Like some pastors, Childress maintains an open-door policy, inviting people to come to his office and “vent” if they need to do it. Unlike most ministers, he also maintains an open-porch policy.
Childress proudly displays a certificate declaring his charter membership in the National Association of Porching. Several years ago, when he was away from Nacogdoches on sabbatical, the church built a back porch onto the Childress home.
“In the office, it’s counseling. On the porch, it’s friends talking. That’s why you have a porch,” he says.
It offers Childress one more place to connect with people — the kind of ministry he loves.
“I believe in the personal touch. It’s not for everybody, but for me as a pastor, it’s about face-to-face incarnational ministry.”
Childress cherishes community, and he seeks to create a climate of mutual caring at Austin Heights.
“I want to be in the kind of church where, if you were to walk in the door and accidentally step on the toes of one person, everybody would holler, because they are so connected to one another in Christ.”

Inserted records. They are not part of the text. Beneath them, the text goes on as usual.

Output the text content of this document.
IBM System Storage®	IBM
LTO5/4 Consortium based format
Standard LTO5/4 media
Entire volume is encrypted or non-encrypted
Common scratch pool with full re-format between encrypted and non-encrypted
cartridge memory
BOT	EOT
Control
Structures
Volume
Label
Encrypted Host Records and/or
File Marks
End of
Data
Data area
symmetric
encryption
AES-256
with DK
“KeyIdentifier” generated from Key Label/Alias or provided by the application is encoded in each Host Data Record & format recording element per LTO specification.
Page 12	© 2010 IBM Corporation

That doesn’t mean everybody agrees, he adds. It means they love and respect each other enough to disagree and grow from the experience.
“It’s not just me. It’s about us. Christian discipleship is always ‘us.’ It’s personal, but it’s always in community,” he says.
“Within the community of faith, we have arguments, we have disagreements, and we hammer things out and debate and pray and read the Bible and argue some more. That’s the way it’s supposed to be. … We’ve built up enough trust so that disagreeing with each other has nothing to do with whether we are brothers and sisters or not.”